Así también se analizarán: Migración y trabajo; Pueblos indios, autonomías y derechos; Movimientos y organizaciones sociales; Configuraciones rurales, territorio y regiones; Recursos naturales, sustentabilidad y patrimonio cultural, y además, Teoría y metodología de los estudios rurales.

La también investigadora del Colegio de San Luis expuso que un aspecto a destacar del congreso es la participación de 12 organizaciones campesinas, de las cuales la mitad proviene de Puebla, y el resto de los estados de Oaxaca, Chiapas, Guerrero y Tlaxcala.

Kim Sánchez Saldaña, vicepresidenta de la AMER, y también académica de la Universidad Autónoma del Estado de Morelos, remarcó que con la participación de estas organizaciones se pretende dejar de ver a los campesinos como sujetos dependientes:

“Ya que ellos son protagonistas fundamentales, sabedores del cuidado de su entorno ambiental, que conocen nuevas técnicas de cultivo, que combinan con sus saberes tradicionales, pero que requieren de apoyos crediticios, de comercialización, y de políticas públicas orientadas a su realidad”.

Agregó que entre las instituciones educativas participantes destacan la UNAM, la BUAP, la Universidad Autónoma de Zacatecas, así como centros de investigación como el Colegio de Michoacán, el Colegio de la Frontera Norte, además de universidades privadas como la Iberoamericana y la UDLA.

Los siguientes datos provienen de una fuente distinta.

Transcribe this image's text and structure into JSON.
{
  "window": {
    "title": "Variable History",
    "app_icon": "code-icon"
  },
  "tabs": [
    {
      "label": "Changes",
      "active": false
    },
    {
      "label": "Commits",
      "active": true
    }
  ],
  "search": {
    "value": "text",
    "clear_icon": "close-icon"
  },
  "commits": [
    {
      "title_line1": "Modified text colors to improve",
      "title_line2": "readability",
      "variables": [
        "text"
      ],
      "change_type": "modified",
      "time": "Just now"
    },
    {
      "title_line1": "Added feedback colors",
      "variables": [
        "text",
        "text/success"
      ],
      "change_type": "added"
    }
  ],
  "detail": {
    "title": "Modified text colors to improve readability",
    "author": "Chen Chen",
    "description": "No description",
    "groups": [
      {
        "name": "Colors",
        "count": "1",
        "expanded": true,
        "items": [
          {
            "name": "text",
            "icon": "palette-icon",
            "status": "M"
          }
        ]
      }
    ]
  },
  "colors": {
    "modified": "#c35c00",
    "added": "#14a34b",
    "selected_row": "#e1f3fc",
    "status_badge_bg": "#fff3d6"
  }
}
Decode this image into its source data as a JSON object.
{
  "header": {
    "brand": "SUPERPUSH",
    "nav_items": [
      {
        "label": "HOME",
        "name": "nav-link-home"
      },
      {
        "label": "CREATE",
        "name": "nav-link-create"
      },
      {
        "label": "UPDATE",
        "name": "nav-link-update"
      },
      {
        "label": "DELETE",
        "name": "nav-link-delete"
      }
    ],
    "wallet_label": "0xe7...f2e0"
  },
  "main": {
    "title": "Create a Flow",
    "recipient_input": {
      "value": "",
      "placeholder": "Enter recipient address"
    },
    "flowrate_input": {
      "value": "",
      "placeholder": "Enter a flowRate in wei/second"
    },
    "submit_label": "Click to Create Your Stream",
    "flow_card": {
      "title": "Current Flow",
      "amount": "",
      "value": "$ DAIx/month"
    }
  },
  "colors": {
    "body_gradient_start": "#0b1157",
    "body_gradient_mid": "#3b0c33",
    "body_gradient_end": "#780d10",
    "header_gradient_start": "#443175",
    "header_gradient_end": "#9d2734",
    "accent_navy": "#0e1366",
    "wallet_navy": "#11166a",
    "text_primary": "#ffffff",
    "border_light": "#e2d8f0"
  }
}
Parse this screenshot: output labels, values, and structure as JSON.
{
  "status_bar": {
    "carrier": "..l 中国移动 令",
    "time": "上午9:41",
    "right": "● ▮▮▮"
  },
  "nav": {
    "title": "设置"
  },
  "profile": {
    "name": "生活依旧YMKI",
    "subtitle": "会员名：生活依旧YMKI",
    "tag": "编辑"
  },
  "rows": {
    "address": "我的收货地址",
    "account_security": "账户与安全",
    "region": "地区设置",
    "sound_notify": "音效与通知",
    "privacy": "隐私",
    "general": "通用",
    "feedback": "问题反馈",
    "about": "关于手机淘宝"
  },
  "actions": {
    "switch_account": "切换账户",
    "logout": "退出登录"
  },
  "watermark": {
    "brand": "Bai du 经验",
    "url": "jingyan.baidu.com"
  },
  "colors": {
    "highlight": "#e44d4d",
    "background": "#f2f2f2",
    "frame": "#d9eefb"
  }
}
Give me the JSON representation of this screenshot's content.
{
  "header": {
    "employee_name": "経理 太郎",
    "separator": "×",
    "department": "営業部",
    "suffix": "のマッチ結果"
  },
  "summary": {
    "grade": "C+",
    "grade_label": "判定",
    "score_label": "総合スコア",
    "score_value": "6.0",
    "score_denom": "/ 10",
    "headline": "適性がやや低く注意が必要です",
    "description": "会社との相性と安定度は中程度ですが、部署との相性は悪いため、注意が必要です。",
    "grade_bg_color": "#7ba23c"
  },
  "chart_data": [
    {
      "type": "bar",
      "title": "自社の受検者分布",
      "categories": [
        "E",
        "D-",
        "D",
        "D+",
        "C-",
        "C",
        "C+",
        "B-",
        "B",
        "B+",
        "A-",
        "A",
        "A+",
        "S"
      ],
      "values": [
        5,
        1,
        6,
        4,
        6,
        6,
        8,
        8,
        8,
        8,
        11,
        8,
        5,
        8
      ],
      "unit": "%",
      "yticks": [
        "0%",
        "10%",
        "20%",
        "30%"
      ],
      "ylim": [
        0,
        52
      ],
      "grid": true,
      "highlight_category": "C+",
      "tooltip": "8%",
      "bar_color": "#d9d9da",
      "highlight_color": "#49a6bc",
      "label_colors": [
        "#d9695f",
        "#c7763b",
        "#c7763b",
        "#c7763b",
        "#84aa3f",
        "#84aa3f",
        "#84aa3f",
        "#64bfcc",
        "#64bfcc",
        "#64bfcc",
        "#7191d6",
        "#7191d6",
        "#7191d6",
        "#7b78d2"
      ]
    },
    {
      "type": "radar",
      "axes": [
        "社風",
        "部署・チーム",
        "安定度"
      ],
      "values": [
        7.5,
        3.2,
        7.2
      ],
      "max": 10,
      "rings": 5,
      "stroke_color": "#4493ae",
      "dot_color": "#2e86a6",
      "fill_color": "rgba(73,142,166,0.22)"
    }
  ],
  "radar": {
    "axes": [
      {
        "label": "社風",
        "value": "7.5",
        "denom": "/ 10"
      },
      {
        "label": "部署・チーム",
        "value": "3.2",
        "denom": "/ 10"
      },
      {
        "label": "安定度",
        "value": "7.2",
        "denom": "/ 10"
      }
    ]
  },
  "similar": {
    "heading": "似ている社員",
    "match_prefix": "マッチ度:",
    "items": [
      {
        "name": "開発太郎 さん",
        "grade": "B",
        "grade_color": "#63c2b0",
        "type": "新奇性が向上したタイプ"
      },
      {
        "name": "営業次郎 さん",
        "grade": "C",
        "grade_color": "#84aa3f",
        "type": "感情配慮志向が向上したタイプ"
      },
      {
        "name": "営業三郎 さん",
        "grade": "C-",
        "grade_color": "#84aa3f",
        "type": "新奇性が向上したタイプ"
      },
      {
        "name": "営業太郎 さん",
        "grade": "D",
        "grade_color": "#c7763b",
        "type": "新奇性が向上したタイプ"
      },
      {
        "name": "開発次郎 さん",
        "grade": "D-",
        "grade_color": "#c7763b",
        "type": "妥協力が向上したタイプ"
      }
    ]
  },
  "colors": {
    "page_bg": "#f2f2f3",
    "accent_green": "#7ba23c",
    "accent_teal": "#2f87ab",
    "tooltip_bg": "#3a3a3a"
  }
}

En esta ocasión, el país invitado será Cuba, con cuya presencia se pretende ofrecer un panorama sobre la situación del campo en esa nación caribeña y las alternativas que ha desarrollado para proveer de alimentos a su población.

Durante el Octavo Congreso Nacional Campesinos y Procesos Rurales. Diversidad, Disputas y Alternativas se premiará a las mejores tesis sobre el campo mexicano de licenciatura, maestría y doctorado.